Chapitre 21 — L'auteur et l'origine du livre

Un ouvrage récent enrichit considérablement notre connaissance de la famille Al-Naqua et du contexte dans lequel elle vécut : Le Manuscrit Sacré de Didier Nebot, médecin stomatologiste et historien, paru aux Éditions Erick Bonnier en 2026.

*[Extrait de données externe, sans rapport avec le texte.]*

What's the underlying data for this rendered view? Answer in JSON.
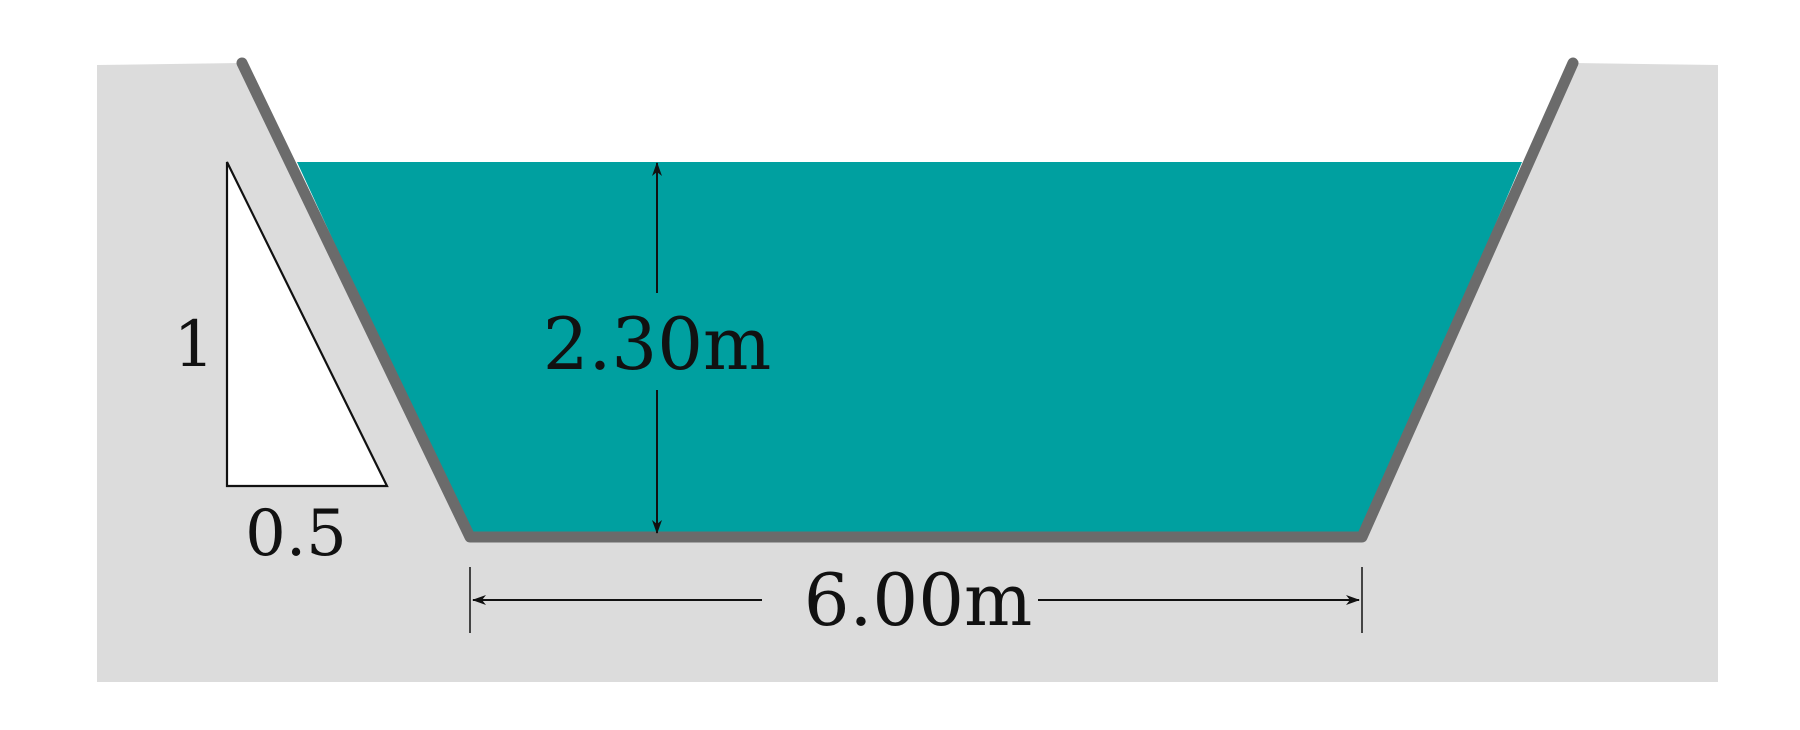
{
  "diagram": {
    "depth_label": "2.30m",
    "width_label": "6.00m",
    "slope": {
      "vertical_label": "1",
      "horizontal_label": "0.5"
    }
  },
  "colors": {
    "ground": "#dcdcdc",
    "water": "#00a0a0",
    "channel_lining": "#6b6b6b",
    "lines": "#111111",
    "background": "#ffffff"
  }
}
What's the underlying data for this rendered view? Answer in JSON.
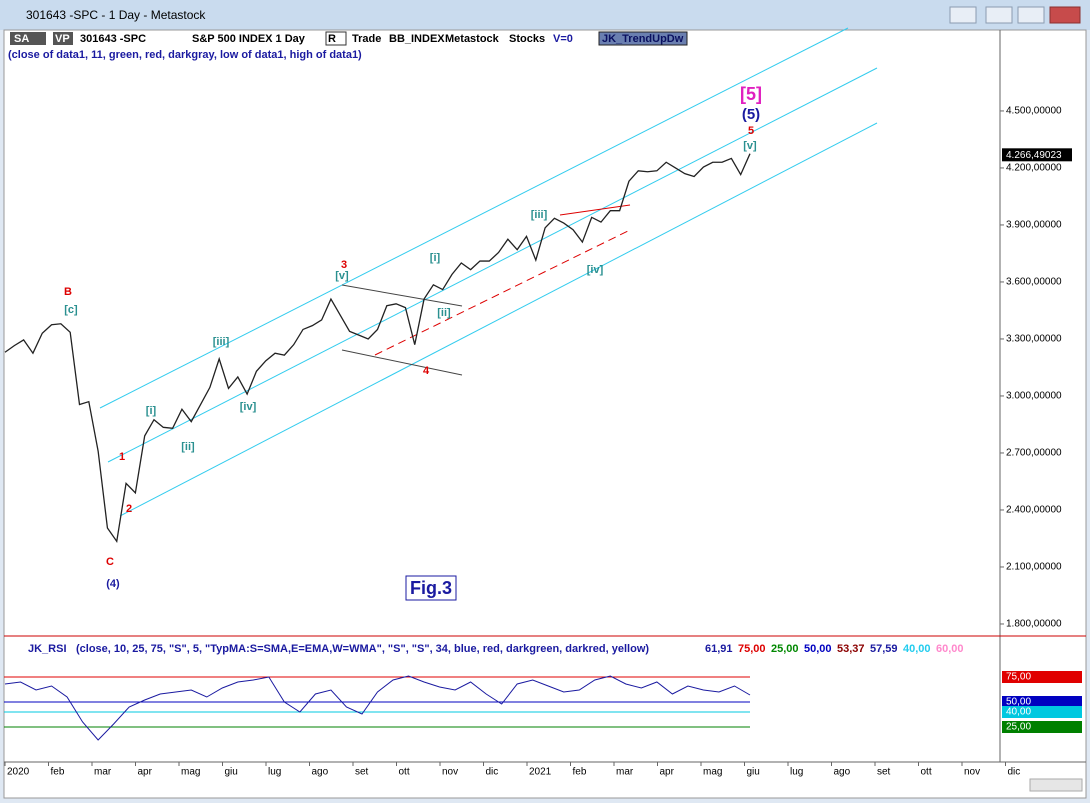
{
  "window": {
    "title": "301643 -SPC - 1 Day - Metastock"
  },
  "toolbar": {
    "items": [
      "SA",
      "VP",
      "301643 -SPC",
      "S&P 500 INDEX 1 Day",
      "R",
      "Trade",
      "BB_INDEX",
      "Metastock",
      "Stocks",
      "V=0",
      "JK_TrendUpDw"
    ],
    "params": "(close of data1, 11, green, red, darkgray, low of data1, high of data1)"
  },
  "price_chart": {
    "ylim": [
      1742,
      4926
    ],
    "yticks": [
      {
        "value": 4500,
        "label": "4.500,00000"
      },
      {
        "value": 4200,
        "label": "4.200,00000"
      },
      {
        "value": 3900,
        "label": "3.900,00000"
      },
      {
        "value": 3600,
        "label": "3.600,00000"
      },
      {
        "value": 3300,
        "label": "3.300,00000"
      },
      {
        "value": 3000,
        "label": "3.000,00000"
      },
      {
        "value": 2700,
        "label": "2.700,00000"
      },
      {
        "value": 2400,
        "label": "2.400,00000"
      },
      {
        "value": 2100,
        "label": "2.100,00000"
      },
      {
        "value": 1800,
        "label": "1.800,00000"
      }
    ],
    "last_price": {
      "value": 4266.49023,
      "label": "4.266,49023"
    },
    "values": [
      3230,
      3265,
      3295,
      3225,
      3330,
      3375,
      3380,
      3335,
      2955,
      2970,
      2710,
      2305,
      2235,
      2540,
      2490,
      2790,
      2875,
      2835,
      2830,
      2930,
      2865,
      2955,
      3045,
      3195,
      3040,
      3100,
      3010,
      3130,
      3185,
      3225,
      3215,
      3270,
      3350,
      3370,
      3400,
      3510,
      3425,
      3340,
      3320,
      3300,
      3350,
      3475,
      3485,
      3465,
      3270,
      3510,
      3585,
      3560,
      3640,
      3700,
      3665,
      3710,
      3710,
      3755,
      3825,
      3770,
      3840,
      3715,
      3885,
      3935,
      3910,
      3875,
      3810,
      3940,
      3915,
      3975,
      3975,
      4130,
      4185,
      4180,
      4185,
      4230,
      4200,
      4170,
      4155,
      4205,
      4230,
      4230,
      4250,
      4165,
      4275
    ],
    "wave_labels": [
      "B",
      "[c]",
      "C",
      "(4)",
      "1",
      "2",
      "[i]",
      "[ii]",
      "[iii]",
      "[iv]",
      "3",
      "[v]",
      "4",
      "[i]",
      "[ii]",
      "[iii]",
      "[iv]",
      "[v]",
      "5",
      "(5)",
      "[5]"
    ],
    "figure_label": "Fig.3"
  },
  "months": [
    "2020",
    "feb",
    "mar",
    "apr",
    "mag",
    "giu",
    "lug",
    "ago",
    "set",
    "ott",
    "nov",
    "dic",
    "2021",
    "feb",
    "mar",
    "apr",
    "mag",
    "giu",
    "lug",
    "ago",
    "set",
    "ott",
    "nov",
    "dic"
  ],
  "rsi_panel": {
    "name": "JK_RSI",
    "params": "(close, 10, 25, 75, \"S\", 5, \"TypMA:S=SMA,E=EMA,W=WMA\", \"S\", \"S\", 34, blue, red, darkgreen, darkred, yellow)",
    "readouts": [
      "61,91",
      "75,00",
      "25,00",
      "50,00",
      "53,37",
      "57,59",
      "40,00",
      "60,00"
    ],
    "ylim": [
      0,
      92
    ],
    "levels": [
      {
        "value": 75,
        "label": "75,00",
        "color": "#e00000"
      },
      {
        "value": 50,
        "label": "50,00",
        "color": "#0000c0"
      },
      {
        "value": 40,
        "label": "40,00",
        "color": "#00c8e0"
      },
      {
        "value": 25,
        "label": "25,00",
        "color": "#008000"
      }
    ],
    "values": [
      68,
      70,
      62,
      66,
      55,
      30,
      12,
      28,
      45,
      52,
      58,
      60,
      62,
      55,
      64,
      70,
      72,
      75,
      50,
      40,
      58,
      62,
      45,
      38,
      60,
      72,
      76,
      70,
      65,
      62,
      70,
      58,
      48,
      68,
      72,
      66,
      60,
      62,
      72,
      76,
      68,
      64,
      70,
      58,
      66,
      62,
      60,
      66,
      57
    ]
  }
}
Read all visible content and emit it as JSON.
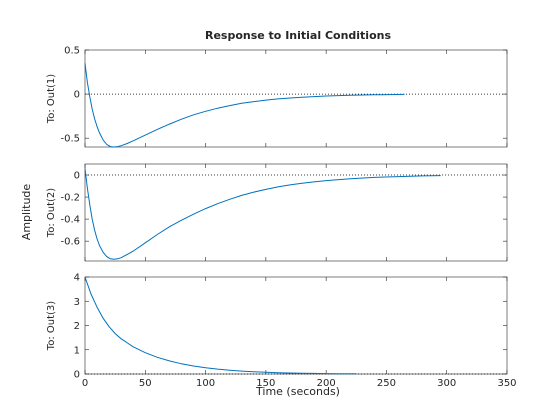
{
  "chart_data": {
    "type": "line",
    "title": "Response to Initial Conditions",
    "xlabel": "Time (seconds)",
    "ylabel": "Amplitude",
    "xlim": [
      0,
      350
    ],
    "xticks": [
      0,
      50,
      100,
      150,
      200,
      250,
      300,
      350
    ],
    "grid": false,
    "line_color": "#0072BD",
    "reference_line": {
      "value": 0,
      "style": "dotted",
      "color": "#000000"
    },
    "subplots": [
      {
        "label": "To: Out(1)",
        "ylim": [
          -0.6,
          0.5
        ],
        "yticks": [
          -0.5,
          0,
          0.5
        ],
        "x": [
          0,
          2,
          4,
          6,
          8,
          10,
          12,
          15,
          18,
          21,
          24,
          27,
          30,
          35,
          40,
          50,
          60,
          70,
          80,
          90,
          100,
          110,
          120,
          130,
          140,
          150,
          160,
          170,
          180,
          190,
          200,
          220,
          240,
          265
        ],
        "y": [
          0.35,
          0.13,
          -0.03,
          -0.17,
          -0.28,
          -0.37,
          -0.44,
          -0.52,
          -0.57,
          -0.595,
          -0.6,
          -0.595,
          -0.585,
          -0.56,
          -0.53,
          -0.465,
          -0.4,
          -0.34,
          -0.285,
          -0.235,
          -0.195,
          -0.16,
          -0.13,
          -0.105,
          -0.085,
          -0.068,
          -0.055,
          -0.044,
          -0.035,
          -0.028,
          -0.022,
          -0.014,
          -0.008,
          -0.004
        ]
      },
      {
        "label": "To: Out(2)",
        "ylim": [
          -0.78,
          0.1
        ],
        "yticks": [
          -0.6,
          -0.4,
          -0.2,
          0
        ],
        "x": [
          0,
          2,
          4,
          6,
          8,
          10,
          12,
          15,
          18,
          21,
          24,
          27,
          30,
          35,
          40,
          50,
          60,
          70,
          80,
          90,
          100,
          110,
          120,
          130,
          140,
          150,
          160,
          170,
          180,
          190,
          200,
          220,
          240,
          260,
          280,
          295
        ],
        "y": [
          0.06,
          -0.12,
          -0.27,
          -0.4,
          -0.5,
          -0.58,
          -0.64,
          -0.7,
          -0.74,
          -0.76,
          -0.765,
          -0.76,
          -0.75,
          -0.72,
          -0.69,
          -0.615,
          -0.54,
          -0.47,
          -0.41,
          -0.355,
          -0.305,
          -0.26,
          -0.22,
          -0.185,
          -0.155,
          -0.13,
          -0.108,
          -0.09,
          -0.075,
          -0.062,
          -0.051,
          -0.034,
          -0.022,
          -0.014,
          -0.008,
          -0.005
        ]
      },
      {
        "label": "To: Out(3)",
        "ylim": [
          0,
          4
        ],
        "yticks": [
          0,
          1,
          2,
          3,
          4
        ],
        "x": [
          0,
          5,
          10,
          15,
          20,
          25,
          30,
          40,
          50,
          60,
          70,
          80,
          90,
          100,
          110,
          120,
          130,
          140,
          150,
          160,
          170,
          180,
          190,
          200,
          210,
          225
        ],
        "y": [
          4.0,
          3.3,
          2.75,
          2.3,
          1.95,
          1.67,
          1.45,
          1.12,
          0.88,
          0.69,
          0.54,
          0.42,
          0.33,
          0.26,
          0.2,
          0.155,
          0.12,
          0.092,
          0.07,
          0.054,
          0.041,
          0.031,
          0.024,
          0.018,
          0.013,
          0.008
        ]
      }
    ]
  }
}
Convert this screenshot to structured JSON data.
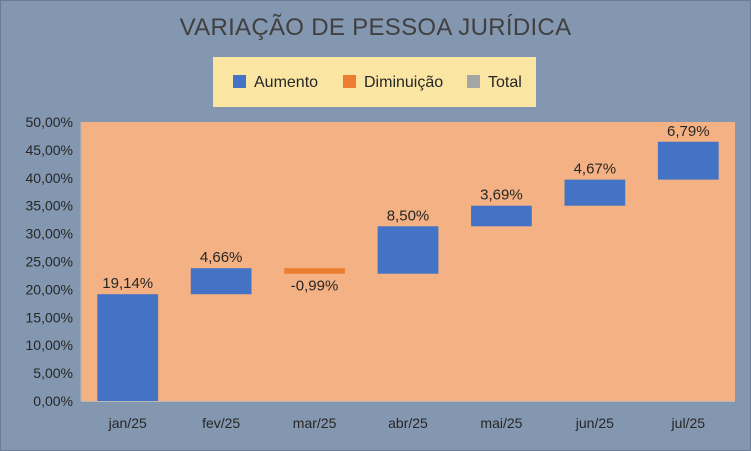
{
  "chart_data": {
    "type": "waterfall",
    "title": "VARIAÇÃO DE PESSOA JURÍDICA",
    "legend": {
      "placement": "top",
      "entries": [
        {
          "name": "Aumento",
          "color": "#4472c4"
        },
        {
          "name": "Diminuição",
          "color": "#ed7d31"
        },
        {
          "name": "Total",
          "color": "#a5a5a5"
        }
      ]
    },
    "categories": [
      "jan/25",
      "fev/25",
      "mar/25",
      "abr/25",
      "mai/25",
      "jun/25",
      "jul/25"
    ],
    "values": [
      19.14,
      4.66,
      -0.99,
      8.5,
      3.69,
      4.67,
      6.79
    ],
    "value_labels": [
      "19,14%",
      "4,66%",
      "-0,99%",
      "8,50%",
      "3,69%",
      "4,67%",
      "6,79%"
    ],
    "y_ticks": [
      "0,00%",
      "5,00%",
      "10,00%",
      "15,00%",
      "20,00%",
      "25,00%",
      "30,00%",
      "35,00%",
      "40,00%",
      "45,00%",
      "50,00%"
    ],
    "ylim": [
      0,
      50
    ],
    "grid": false,
    "colors": {
      "increase": "#4472c4",
      "decrease": "#ed7d31",
      "plot_background": "#f4b183",
      "chart_background": "#8497b0",
      "legend_background": "#fbe5a3"
    }
  }
}
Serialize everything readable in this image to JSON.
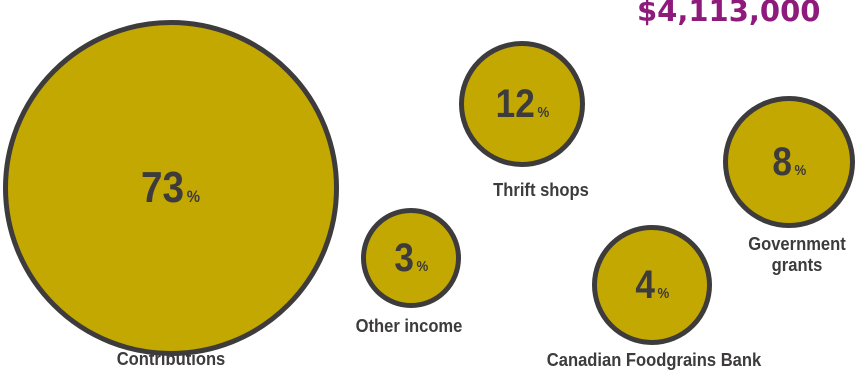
{
  "total_label": "$4,113,000",
  "colors": {
    "bubble_fill": "#c3a802",
    "bubble_border": "#3d3b3b",
    "text": "#3d3b3b",
    "total": "#8e1a7c"
  },
  "chart_data": {
    "type": "bubble",
    "unit": "%",
    "items": [
      {
        "label": "Contributions",
        "value": 73
      },
      {
        "label": "Thrift shops",
        "value": 12
      },
      {
        "label": "Government grants",
        "value": 8
      },
      {
        "label": "Canadian Foodgrains Bank",
        "value": 4
      },
      {
        "label": "Other income",
        "value": 3
      }
    ]
  }
}
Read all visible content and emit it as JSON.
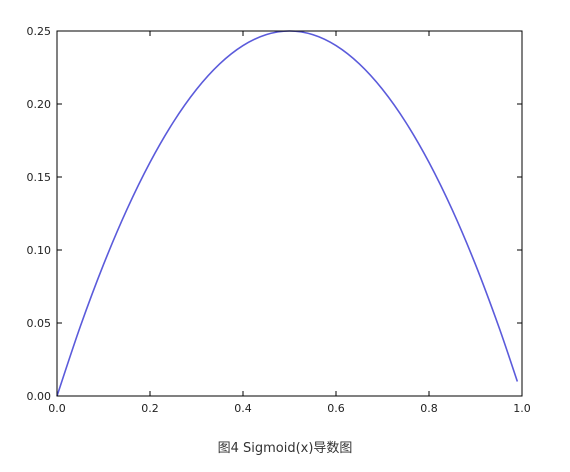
{
  "chart_data": {
    "type": "line",
    "caption": "图4  Sigmoid(x)导数图",
    "xlabel": "",
    "ylabel": "",
    "xlim": [
      0.0,
      1.0
    ],
    "ylim": [
      0.0,
      0.25
    ],
    "x_ticks": [
      "0.0",
      "0.2",
      "0.4",
      "0.6",
      "0.8",
      "1.0"
    ],
    "y_ticks": [
      "0.00",
      "0.05",
      "0.10",
      "0.15",
      "0.20",
      "0.25"
    ],
    "grid": false,
    "legend": "none",
    "series": [
      {
        "color": "#5b5bdb",
        "x": [
          0.0,
          0.05,
          0.1,
          0.15,
          0.2,
          0.25,
          0.3,
          0.35,
          0.4,
          0.45,
          0.5,
          0.55,
          0.6,
          0.65,
          0.7,
          0.75,
          0.8,
          0.85,
          0.9,
          0.95,
          0.99
        ],
        "y": [
          0.0,
          0.0475,
          0.09,
          0.1275,
          0.16,
          0.1875,
          0.21,
          0.2275,
          0.24,
          0.2475,
          0.25,
          0.2475,
          0.24,
          0.2275,
          0.21,
          0.1875,
          0.16,
          0.1275,
          0.09,
          0.0475,
          0.0099
        ]
      }
    ]
  }
}
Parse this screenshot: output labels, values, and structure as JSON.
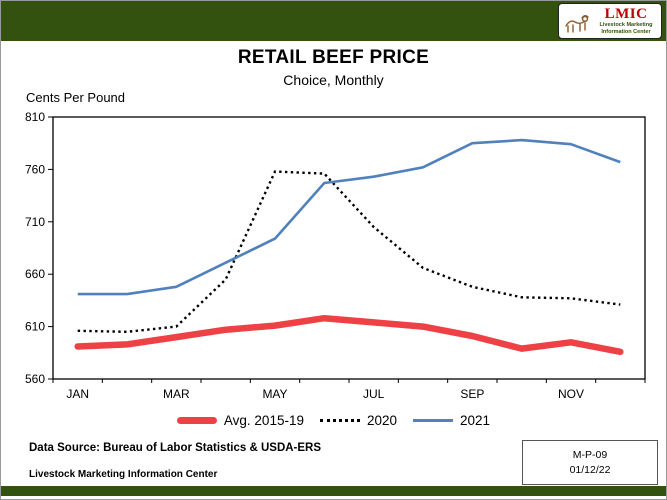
{
  "header": {
    "logo": {
      "brand": "LMIC",
      "org_line1": "Livestock Marketing",
      "org_line2": "Information Center"
    }
  },
  "title": "RETAIL BEEF PRICE",
  "subtitle": "Choice, Monthly",
  "y_units_label": "Cents Per Pound",
  "chart_data": {
    "type": "line",
    "categories": [
      "JAN",
      "FEB",
      "MAR",
      "APR",
      "MAY",
      "JUN",
      "JUL",
      "AUG",
      "SEP",
      "OCT",
      "NOV",
      "DEC"
    ],
    "x_labels_shown": [
      "JAN",
      "MAR",
      "MAY",
      "JUL",
      "SEP",
      "NOV"
    ],
    "ylim": [
      560,
      810
    ],
    "y_ticks": [
      560,
      610,
      660,
      710,
      760,
      810
    ],
    "grid": false,
    "legend_position": "bottom",
    "series": [
      {
        "name": "Avg. 2015-19",
        "color": "#ee4145",
        "style": "solid-thick",
        "values": [
          591,
          593,
          600,
          607,
          611,
          618,
          614,
          610,
          601,
          589,
          595,
          586
        ]
      },
      {
        "name": "2020",
        "color": "#000000",
        "style": "dotted",
        "values": [
          606,
          605,
          610,
          655,
          758,
          756,
          705,
          666,
          648,
          638,
          637,
          631
        ]
      },
      {
        "name": "2021",
        "color": "#4f81bd",
        "style": "solid",
        "values": [
          641,
          641,
          648,
          671,
          694,
          747,
          753,
          762,
          785,
          788,
          784,
          767
        ]
      }
    ]
  },
  "footer": {
    "source_line": "Data Source: Bureau of Labor Statistics & USDA-ERS",
    "org_line": "Livestock Marketing Information Center",
    "doc_id": "M-P-09",
    "doc_date": "01/12/22"
  }
}
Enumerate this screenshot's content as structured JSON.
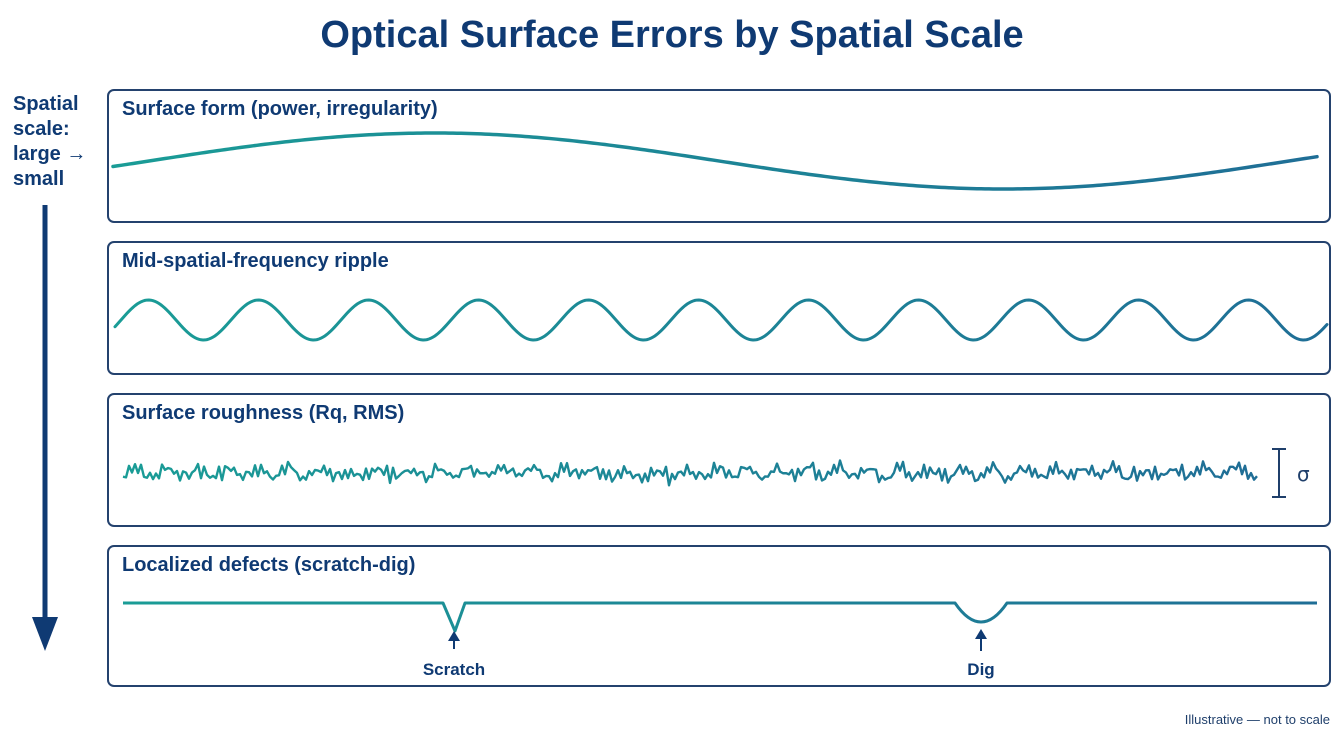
{
  "title": "Optical Surface Errors by Spatial Scale",
  "axis": {
    "label": "Spatial scale: large → small",
    "arrow_icon": "down-arrow-icon",
    "color": "#0f3a73"
  },
  "colors": {
    "curve_left": "#1a9c96",
    "curve_right": "#1f6e96",
    "border": "#24426e",
    "text": "#0f3a73"
  },
  "panels": [
    {
      "title": "Surface form (power, irregularity)"
    },
    {
      "title": "Mid-spatial-frequency ripple"
    },
    {
      "title": "Surface roughness (Rq, RMS)",
      "marker": "σ"
    },
    {
      "title": "Localized defects (scratch-dig)",
      "callouts": [
        "Scratch",
        "Dig"
      ]
    }
  ],
  "footnote": "Illustrative — not to scale"
}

Un historien engagé dans la mémoire séfarade

Didier Nebot est président d'honneur de l'association MORIAL (Mémoire et traditions des Juifs d'Algérie), ancien vice-président de l'INSSEF (Institut Européen du Monde Séfarade), et membre de la Commission « Mémoires et Vérité » instituée par le Président Macron sous la direction de Benjamin Stora. Médecin stomatologiste de formation, il s'est imposé au fil des décennies comme l'un des historiens les plus importants du judaïsme séfarade en France. Ses œuvres précédentes — Le Chemin de l'exil (Prix Émile Roux de l'Académie nationale de Médecine, 1992), La Kahena (1998), Les Bûchers d'Isabelle la Catholique (Erick Bonnier, 2018) et Le Codex de Qumran (Erick Bonnier, 2024) — témoignent d'une capacité rare à combiner rigueur historique et souffle narratif, rendant accessible au grand public des épisodes souvent méconnus de l'histoire juive.

La rencontre providentielle avec Fred Enkaoua

Le livre est né d'une rencontre providentielle avec Éphraïm Alfred Enkaoua, dit Fred, descendant direct du Rab de Tlemcen et porteur de son prénom, qui lui confia des copies du manuscrit de son aïeul du XVe siècle — le Chaar Kavod Hashem (La Porte de la Gloire de Dieu). Cette transmission personnelle, de descendant à historien, confère au livre une profondeur émotionnelle unique : ce n'est pas seulement un ouvrage d'histoire, c'est le récit d'une mémoire familiale de six siècles qui refait surface. Fred Enkaoua incarne la chaîne ininterrompue de la transmission : son témoignage relie directement le XVe siècle au XXIe siècle.

Le contexte éditorial et la réaction de l'éditeur

La publication du Manuscrit Sacré aux Éditions Erick Bonnier s'inscrit dans un mouvement plus large de redécouverte du patrimoine intellectuel séfarade. L'éditeur lui-même, non juif, fut profondément marqué par la portée de l'œuvre d'Ephraïm Al-Naqua qu'il découvrait à travers le manuscrit. Sa réaction spontanée résume l'importance de cette découverte pour l'histoire de la pensée philosophique et théologique. Ce fait éditorial illustre la portée universelle du Chaar Kavod Hashem : un patrimoine intellectuel qui dépasse les frontières communautaires et appartient à l'histoire de la pensée humaine dans son ensemble.

L'approche narrative : rendre chair aux figures historiques

Ce qui distingue Le Manuscrit Sacré des travaux académiques sur la lignée Encaoua, c'est son approche narrative. Nebot ne se contente pas de citer des sources et de dater des événements : il reconstitue les atmosphères, les drames humains, les choix déchirants auxquels furent confrontés Israël et Ephraïm Al-Naqua. Cette démarche littéraire, nourrie par une documentation historique rigoureuse, permet au lecteur de comprendre que ces figures ne sont pas seulement des noms dans des arbres généalogiques ou des signataires de responsa : ce sont des êtres humains qui ont souffert, espéré, créé, transmis — et dont la lumière, pour reprendre les mots de Nebot, « a dormi dans l'ombre des siècles » avant de revenir, de main en main, de cœur en cœur.